First of all the elite are people who wish to be wealthy and powerful and who are willing to do what is required to be so.  This is certainly not everyone – the world is littered with the “remains” of those who were supposed to ‘attain these heights,’ but in some combination of not wanting and being unwilling were pushed aside; the profligate sons and daughters of great wealth are but one form of example; unwealthy writers of philosophical essays another. 

A major ingredient of power (and less obviously wealth) is convincing the main body of the population that its apparent possessor actually has it, and that the form of power and, by implication, the possessor are to be deferred to.  A telling example comes from an observation of chimpanzees in the wild.  A rather small and unimposing adult male discovered that a large metal can, when dragged violently through the forest and slapped, so impressed his community that he was treated with the deference due a dominate male – and so was, for a time, the alpha member of his group, until they saw through the ruse.  

Those of us without much power are seldom aware of the obsession with which the powerful watch for even the smallest opportunities to enhance the impression of their authority.  The corollary for wealth is the obsession with even the smallest opportunity for gain (the wife of a billionaire I knew always took all of the condiments from the table when eating out). 
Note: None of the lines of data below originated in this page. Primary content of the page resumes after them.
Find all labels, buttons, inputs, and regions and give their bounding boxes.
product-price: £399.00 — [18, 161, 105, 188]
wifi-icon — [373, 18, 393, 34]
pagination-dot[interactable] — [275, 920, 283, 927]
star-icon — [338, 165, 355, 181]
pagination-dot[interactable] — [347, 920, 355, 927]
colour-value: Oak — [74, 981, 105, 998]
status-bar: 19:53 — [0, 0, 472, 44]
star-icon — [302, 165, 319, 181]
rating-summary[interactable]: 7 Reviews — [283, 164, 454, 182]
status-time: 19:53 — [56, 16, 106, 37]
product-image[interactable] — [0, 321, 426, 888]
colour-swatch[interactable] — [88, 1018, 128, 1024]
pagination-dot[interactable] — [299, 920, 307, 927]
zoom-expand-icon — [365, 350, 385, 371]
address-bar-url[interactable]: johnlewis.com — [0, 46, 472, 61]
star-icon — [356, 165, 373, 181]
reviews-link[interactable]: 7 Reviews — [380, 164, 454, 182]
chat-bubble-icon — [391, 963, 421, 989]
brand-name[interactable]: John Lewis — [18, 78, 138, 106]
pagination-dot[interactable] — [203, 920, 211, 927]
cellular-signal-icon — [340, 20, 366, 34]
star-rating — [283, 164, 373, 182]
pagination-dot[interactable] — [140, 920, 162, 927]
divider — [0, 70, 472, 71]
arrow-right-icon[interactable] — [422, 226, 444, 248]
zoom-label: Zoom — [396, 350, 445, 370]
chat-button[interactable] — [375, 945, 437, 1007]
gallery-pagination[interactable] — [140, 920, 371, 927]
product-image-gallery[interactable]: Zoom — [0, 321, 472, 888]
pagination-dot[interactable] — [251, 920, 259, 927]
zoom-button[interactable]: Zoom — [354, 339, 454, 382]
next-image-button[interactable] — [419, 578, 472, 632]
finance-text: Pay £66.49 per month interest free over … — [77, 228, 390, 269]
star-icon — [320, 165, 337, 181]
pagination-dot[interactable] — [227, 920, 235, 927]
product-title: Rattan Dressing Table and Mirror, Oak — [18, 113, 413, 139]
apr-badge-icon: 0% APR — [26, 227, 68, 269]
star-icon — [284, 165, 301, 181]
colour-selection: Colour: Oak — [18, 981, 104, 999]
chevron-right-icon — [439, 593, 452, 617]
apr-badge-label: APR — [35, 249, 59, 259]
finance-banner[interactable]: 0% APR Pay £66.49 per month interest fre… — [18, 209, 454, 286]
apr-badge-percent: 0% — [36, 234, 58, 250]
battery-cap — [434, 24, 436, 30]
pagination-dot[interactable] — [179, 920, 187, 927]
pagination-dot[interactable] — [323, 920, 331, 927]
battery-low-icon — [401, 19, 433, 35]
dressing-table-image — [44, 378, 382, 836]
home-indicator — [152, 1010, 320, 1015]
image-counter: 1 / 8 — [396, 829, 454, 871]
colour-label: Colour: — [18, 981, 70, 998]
*Obsession is a major symptom of mental illness.  The elite are obsessed.  The elite have, at least, one major symptom of mental illness.  

*Mental illness is disqualifying for responsible leadership.  The elite have symptoms of mental illness.  It is unwise to allow the elite into positions of authority. 

These two arguments set the stage for much of the behavior of the core elites; they must control reality if they are to fulfill their obsessions.  And so one of the reasons for the multi-millennial obsession with “human reality” defeating nature’s Reality.